She laughs.
Not the bright, warm laugh I remember.
This is sharp. Bitter. Empty.
“If I did, do you think I’d be here cleaning piss off a wall? Use your head.”
“Faith—”
She pushes opens the women’s restroom with her shoulder. “Don’t come back.”
I hold up her coat. “Ah…this is yours.”
She comes forward and takes it with the gloves, the dirty ones, like she doesn’t care.
“Thanks.” She goes inside the bathroom, the door swinging slightly behind her.
I stand watching the door, the remnants of her presence.
The hallway smells of bleach and lies.
It’s painfully hard to breathe.
12
NOTHING TO GIVE
FAITH
“Faith?”
My heart sinks when I see a woman in a sheriff’s uniform. She is framed by sunlight like an avenging angel in a leather jacket and mirrored sunglasses.
She finds me in the back of Nectar, carrying two bags of garbage.
I’m now working two shifts, one in the morning and one in the evening, because Nectar needs a lot of work. The place is huge and it has way too many nooks and crannies.
I talked to Ricky and he agreed. In fact, he was grateful.
Now, my shift is from two to four when the club is closed between lunch and dinner. I take a break, and am back from eight to closing, which is around four in the morning.
This means that I’m getting enough sleep every day;andI have time to take care of things like doing laundry, which I do in the motel. The washer and dryer use quarters and make a racket, but they do the job.

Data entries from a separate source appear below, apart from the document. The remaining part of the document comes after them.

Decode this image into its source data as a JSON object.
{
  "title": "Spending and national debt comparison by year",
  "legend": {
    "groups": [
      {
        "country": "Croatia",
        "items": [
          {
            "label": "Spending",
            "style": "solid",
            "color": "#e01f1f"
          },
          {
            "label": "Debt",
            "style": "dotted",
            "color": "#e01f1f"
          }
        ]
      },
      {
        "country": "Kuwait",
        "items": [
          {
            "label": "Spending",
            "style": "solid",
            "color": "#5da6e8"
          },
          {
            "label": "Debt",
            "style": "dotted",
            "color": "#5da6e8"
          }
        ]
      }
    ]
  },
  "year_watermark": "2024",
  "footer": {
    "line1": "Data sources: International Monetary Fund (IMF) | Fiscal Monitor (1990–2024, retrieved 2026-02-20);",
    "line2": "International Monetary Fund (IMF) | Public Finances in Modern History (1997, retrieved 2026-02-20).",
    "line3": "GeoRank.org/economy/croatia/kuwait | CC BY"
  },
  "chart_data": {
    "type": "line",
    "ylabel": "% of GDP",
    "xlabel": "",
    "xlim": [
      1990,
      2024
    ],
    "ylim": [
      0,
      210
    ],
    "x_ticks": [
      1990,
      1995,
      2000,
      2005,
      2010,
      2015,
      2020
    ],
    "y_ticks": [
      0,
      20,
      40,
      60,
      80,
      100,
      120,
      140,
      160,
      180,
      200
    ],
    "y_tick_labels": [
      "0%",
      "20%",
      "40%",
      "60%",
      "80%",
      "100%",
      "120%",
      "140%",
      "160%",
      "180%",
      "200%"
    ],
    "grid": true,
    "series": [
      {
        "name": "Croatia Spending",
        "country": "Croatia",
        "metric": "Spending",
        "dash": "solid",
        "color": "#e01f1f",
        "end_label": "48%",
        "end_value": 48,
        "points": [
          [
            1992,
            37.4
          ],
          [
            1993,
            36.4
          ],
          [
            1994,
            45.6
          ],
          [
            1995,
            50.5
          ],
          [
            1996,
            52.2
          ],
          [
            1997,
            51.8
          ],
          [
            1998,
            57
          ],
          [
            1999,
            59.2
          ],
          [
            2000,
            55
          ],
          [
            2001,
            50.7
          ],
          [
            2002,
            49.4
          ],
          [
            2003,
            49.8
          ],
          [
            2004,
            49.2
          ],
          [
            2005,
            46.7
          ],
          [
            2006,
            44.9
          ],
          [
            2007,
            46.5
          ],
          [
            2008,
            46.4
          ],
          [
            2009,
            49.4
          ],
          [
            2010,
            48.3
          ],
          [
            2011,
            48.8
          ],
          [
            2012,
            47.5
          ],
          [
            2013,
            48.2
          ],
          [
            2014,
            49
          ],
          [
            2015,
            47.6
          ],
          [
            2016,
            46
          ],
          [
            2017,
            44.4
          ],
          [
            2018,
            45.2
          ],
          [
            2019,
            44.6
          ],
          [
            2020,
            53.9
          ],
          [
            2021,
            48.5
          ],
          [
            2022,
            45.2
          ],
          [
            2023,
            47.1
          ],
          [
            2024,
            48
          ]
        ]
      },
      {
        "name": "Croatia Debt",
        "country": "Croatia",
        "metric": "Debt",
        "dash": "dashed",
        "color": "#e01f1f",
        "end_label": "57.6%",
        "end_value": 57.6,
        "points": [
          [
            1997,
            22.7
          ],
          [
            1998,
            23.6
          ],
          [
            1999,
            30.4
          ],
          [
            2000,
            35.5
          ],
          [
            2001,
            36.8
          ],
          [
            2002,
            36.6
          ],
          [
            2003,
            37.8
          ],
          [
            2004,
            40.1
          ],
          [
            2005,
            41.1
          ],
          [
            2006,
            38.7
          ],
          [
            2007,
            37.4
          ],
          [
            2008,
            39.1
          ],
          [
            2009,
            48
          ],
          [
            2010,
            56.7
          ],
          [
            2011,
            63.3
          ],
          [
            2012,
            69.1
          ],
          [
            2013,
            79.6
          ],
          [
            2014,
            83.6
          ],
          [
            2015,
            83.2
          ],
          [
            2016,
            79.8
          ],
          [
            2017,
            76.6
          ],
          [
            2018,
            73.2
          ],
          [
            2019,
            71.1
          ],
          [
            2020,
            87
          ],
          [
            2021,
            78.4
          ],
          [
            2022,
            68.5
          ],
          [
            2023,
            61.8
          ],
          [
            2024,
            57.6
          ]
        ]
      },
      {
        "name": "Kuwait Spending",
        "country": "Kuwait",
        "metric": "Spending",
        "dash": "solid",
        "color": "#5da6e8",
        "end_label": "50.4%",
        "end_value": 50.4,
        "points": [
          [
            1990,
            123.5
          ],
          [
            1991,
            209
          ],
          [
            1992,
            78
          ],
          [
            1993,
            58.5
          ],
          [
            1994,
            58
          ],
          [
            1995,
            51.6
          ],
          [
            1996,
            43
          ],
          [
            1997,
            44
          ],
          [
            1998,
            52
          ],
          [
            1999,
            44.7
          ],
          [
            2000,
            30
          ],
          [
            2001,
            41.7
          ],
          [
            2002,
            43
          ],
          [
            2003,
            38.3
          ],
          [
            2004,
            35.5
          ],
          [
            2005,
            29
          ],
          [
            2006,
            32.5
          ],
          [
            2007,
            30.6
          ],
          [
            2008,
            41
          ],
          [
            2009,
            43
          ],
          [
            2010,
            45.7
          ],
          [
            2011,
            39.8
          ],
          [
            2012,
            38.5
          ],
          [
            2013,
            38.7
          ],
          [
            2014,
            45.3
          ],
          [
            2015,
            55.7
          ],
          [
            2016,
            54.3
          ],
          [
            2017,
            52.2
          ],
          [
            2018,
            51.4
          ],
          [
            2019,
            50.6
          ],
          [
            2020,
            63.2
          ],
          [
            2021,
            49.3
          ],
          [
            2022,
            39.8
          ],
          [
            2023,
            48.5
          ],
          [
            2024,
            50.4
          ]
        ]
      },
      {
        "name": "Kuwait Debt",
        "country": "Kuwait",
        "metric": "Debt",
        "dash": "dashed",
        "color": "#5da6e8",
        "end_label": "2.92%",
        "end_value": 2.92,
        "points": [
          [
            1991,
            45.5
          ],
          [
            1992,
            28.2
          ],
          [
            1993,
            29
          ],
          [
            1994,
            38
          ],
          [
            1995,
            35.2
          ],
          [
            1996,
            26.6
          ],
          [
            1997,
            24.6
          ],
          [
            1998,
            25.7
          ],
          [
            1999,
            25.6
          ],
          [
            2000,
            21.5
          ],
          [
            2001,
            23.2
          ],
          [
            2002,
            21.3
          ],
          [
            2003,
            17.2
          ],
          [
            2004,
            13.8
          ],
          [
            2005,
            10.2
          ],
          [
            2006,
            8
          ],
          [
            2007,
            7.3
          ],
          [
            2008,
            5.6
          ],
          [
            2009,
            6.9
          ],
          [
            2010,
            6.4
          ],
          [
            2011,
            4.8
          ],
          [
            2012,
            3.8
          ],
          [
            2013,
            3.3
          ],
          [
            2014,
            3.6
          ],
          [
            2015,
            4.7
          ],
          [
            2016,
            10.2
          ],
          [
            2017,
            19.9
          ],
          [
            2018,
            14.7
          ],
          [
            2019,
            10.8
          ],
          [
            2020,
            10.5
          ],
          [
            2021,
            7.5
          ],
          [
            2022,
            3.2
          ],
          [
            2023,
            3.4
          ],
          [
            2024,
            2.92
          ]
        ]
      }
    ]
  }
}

I have time to go to the supermarket nearby and buy essentials.
I have time to walk by Let’s Read, a bookstore, and check out books on display. I even bought a Marlon James book,A Brief History of Seven Killings,because it was on sale.
I don’t have the courage to go to the library—too many painful memories attached.

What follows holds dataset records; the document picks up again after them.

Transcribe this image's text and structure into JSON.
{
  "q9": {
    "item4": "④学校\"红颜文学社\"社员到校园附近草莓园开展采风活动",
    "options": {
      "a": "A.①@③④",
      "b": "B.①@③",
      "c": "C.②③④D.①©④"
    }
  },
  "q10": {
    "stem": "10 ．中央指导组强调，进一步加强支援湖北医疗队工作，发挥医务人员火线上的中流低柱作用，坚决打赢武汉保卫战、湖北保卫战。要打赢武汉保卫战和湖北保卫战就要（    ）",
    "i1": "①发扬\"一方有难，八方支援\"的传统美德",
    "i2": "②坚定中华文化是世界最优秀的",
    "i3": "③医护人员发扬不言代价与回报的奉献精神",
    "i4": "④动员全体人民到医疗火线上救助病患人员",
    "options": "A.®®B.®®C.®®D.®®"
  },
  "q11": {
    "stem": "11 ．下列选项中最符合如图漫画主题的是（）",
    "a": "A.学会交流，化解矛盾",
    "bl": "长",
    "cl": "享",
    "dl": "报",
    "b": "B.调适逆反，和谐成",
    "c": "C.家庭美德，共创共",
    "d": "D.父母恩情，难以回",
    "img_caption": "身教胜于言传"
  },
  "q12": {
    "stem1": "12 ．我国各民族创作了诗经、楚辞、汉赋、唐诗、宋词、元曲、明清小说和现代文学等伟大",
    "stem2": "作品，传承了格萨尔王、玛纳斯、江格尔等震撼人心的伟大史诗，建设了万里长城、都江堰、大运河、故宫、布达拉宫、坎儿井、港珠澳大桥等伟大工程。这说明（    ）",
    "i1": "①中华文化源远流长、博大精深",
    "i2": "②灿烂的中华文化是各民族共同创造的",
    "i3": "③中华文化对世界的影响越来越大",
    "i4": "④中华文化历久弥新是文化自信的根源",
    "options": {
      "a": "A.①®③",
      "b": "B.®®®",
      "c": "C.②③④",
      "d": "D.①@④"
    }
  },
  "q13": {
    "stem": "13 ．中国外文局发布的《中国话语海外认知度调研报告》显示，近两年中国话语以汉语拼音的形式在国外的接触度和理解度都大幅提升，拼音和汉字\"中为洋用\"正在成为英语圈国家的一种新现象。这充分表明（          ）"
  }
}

The policewoman waits until I finish dragging a garbage bag to the dumpster before she speaks.
She holds out a hand. “Sheriff Lorraine Zada.”
I look at my hands and brush them down my jeans in an effort to clean them. She doesn’t seem to care I was just handling trash; she doesn’t retract her hand. I shake it.
She takes off her sunglasses. Her eyes are swarming with pity for me.
That hurts more than if she’d come at me with a baton.